Certamente l’anima del ricco si sarebbe meglio occupata di pensare a quali amici c’erano per poter condividere tanto benessere, a che gioia comune, a quanti momenti insieme di condivisione vera, a quanti poveri soccorrere nei bisogni più urgenti, a chiedersi cosa Dio volesse da lui con quei beni… Eppure questi non sono i pensieri del cuore e della mente dell’uomo ricco, definito “stolto”, privo cioè di giusta comprensione del senso delle cose, perché proprio la notte successiva gli sarebbe stato chiesto indietro quell’unico bene che non poteva controllare: la sua vita. Davvero pensiamo di poter controllare la nostra vita?

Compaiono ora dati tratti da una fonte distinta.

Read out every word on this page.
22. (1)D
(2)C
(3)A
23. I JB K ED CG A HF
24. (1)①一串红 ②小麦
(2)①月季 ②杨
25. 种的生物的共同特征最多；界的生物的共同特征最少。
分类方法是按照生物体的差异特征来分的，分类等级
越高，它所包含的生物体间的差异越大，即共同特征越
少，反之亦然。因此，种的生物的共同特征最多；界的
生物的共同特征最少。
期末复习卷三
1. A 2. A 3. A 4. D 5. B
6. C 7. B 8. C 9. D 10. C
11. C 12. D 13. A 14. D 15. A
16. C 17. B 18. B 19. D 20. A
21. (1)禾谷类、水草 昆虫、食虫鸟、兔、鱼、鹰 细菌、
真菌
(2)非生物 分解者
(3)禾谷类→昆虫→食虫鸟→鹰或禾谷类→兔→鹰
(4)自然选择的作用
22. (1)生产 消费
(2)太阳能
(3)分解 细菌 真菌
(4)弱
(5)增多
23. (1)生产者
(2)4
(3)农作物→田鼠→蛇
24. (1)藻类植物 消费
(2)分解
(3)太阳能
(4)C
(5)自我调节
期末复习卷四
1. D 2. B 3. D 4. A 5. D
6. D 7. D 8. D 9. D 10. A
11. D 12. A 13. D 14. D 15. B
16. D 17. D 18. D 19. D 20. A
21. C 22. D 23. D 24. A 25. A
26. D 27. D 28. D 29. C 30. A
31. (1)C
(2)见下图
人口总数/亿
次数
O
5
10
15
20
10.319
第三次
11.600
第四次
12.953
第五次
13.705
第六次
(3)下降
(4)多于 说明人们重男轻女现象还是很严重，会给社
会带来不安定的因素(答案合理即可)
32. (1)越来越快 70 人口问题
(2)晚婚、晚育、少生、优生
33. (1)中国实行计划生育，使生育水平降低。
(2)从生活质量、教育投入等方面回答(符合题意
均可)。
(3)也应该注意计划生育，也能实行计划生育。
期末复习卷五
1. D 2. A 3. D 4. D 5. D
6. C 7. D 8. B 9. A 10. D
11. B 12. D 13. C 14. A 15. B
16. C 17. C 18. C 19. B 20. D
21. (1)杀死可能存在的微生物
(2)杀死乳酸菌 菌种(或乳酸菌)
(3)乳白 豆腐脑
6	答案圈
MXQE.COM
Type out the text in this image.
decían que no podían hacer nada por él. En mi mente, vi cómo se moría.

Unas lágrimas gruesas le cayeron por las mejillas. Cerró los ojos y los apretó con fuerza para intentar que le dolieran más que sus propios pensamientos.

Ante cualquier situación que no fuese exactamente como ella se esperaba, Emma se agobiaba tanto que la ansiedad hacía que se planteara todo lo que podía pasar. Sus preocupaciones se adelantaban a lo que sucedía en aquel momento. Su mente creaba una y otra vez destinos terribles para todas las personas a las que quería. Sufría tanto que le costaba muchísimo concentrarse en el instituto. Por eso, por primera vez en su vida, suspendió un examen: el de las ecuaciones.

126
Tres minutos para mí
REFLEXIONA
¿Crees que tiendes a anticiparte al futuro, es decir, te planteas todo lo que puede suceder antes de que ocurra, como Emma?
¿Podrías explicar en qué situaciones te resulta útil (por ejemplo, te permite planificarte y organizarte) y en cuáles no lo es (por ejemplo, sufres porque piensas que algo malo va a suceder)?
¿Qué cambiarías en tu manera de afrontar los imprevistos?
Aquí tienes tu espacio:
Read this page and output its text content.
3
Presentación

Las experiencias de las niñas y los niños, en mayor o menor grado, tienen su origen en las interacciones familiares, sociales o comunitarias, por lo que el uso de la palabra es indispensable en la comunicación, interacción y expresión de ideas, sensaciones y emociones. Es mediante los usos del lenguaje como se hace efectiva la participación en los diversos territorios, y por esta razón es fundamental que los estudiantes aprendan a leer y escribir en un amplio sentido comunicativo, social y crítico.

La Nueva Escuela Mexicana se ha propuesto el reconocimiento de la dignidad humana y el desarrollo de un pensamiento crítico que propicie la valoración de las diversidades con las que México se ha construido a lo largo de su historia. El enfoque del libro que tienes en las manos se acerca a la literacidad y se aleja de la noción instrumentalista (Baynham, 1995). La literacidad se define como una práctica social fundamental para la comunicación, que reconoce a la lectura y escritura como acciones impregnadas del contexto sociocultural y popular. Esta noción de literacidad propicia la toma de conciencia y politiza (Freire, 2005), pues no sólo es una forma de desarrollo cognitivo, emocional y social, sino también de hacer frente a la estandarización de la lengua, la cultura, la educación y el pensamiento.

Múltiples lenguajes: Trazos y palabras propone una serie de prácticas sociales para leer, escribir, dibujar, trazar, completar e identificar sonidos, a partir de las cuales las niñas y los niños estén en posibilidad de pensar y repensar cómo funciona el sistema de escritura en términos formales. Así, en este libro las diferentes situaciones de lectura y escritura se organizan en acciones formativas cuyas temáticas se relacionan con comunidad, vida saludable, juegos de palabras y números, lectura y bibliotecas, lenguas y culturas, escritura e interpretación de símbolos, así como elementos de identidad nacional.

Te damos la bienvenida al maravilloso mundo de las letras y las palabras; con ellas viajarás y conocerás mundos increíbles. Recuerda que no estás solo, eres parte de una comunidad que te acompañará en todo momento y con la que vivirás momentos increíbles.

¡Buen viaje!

Come afferma la seconda lettura, è un “essersi svestito dell’uomo vecchio con le sue azioni” che è mancato proprio a quest’uomo, e di seguito non saper “rivestirsi dell’uomo nuovo” che “cerca le cose di lassù” come prioritarie, sapendosi occupare sempre in quest’ottica anche delle cose di quaggiù. È la giusta considerazione di se stessi e del valore che si può dare alle “cose di quaggiù, che possono essere di varia natura, non solo materiali. Per citare un esempio, San Francesco d’Assisi, in uno dei suoi “consigli evangelici” che prendono il nome di Ammonizioni, dirà a proposito del non impadronirsi delle lodi ricevute dagli altri: “… poiché un uomo tanto vale davanti a Dio, tanto vale e non di più”. Né di meno!! Quanto valiamo noi davanti a Dio? Ci valutiamo con i suoi metri o con i nostri metri?

Forse la chiave di lettura sintetica ci arriva dal Salmo di oggi: quel Dio che cantiamo nel ritornello come “rifugio di generazione in generazione” compie molte operazioni in grado di riequilibrare l’onnipotenza vana dell’uomo: riposizionare il tempo personale nel tempo della storia universale, contare i propri giorni per avere un cuore saggio, saziarsi al mattino dell’amore del Signore. Il tutto perché sia resa salda l’opera delle nostre mani, perché in fondo il nostro lavoro sia benedetto in quella benedizione di cui Gesù, nel vangelo di Giovanni, dirà “senza di me non potete far nulla”.

 

 

Una risposta a “Il possesso delle cose per il controllo della vita”

  1. BUTTIGLIONE PIETRO ha detto:

    Sai cosa mi ha fatto venire in mente il tuo scritto, Chiara?
    Il cambio di carapace.
    Ricordo un industriale del bustocco che aveva un acquario nel suo ufficio direzionale e mi confidava che la notte del cambio pelle la passava in ufficio, a guardare. La meraviglia.
    Eppure cambiare pelle deve essere penoso.
    Rinunciare a quello che è stato il tuo apparire…
    La venuta alla luce di un tuo corpo nascosto… Segreto…
    Riusciremo ad abbandonare il nostro solito abituale vestito?
    Accetteremo di esporci nudi a luce e sensi nuovi. Cambiati?
    Ma soprattutto distingueremo gli stimoli, gli impulsi alla conversione che Lui ci manda.. in quantità??
    Siamo pronti a partire per il Santo Viaggio?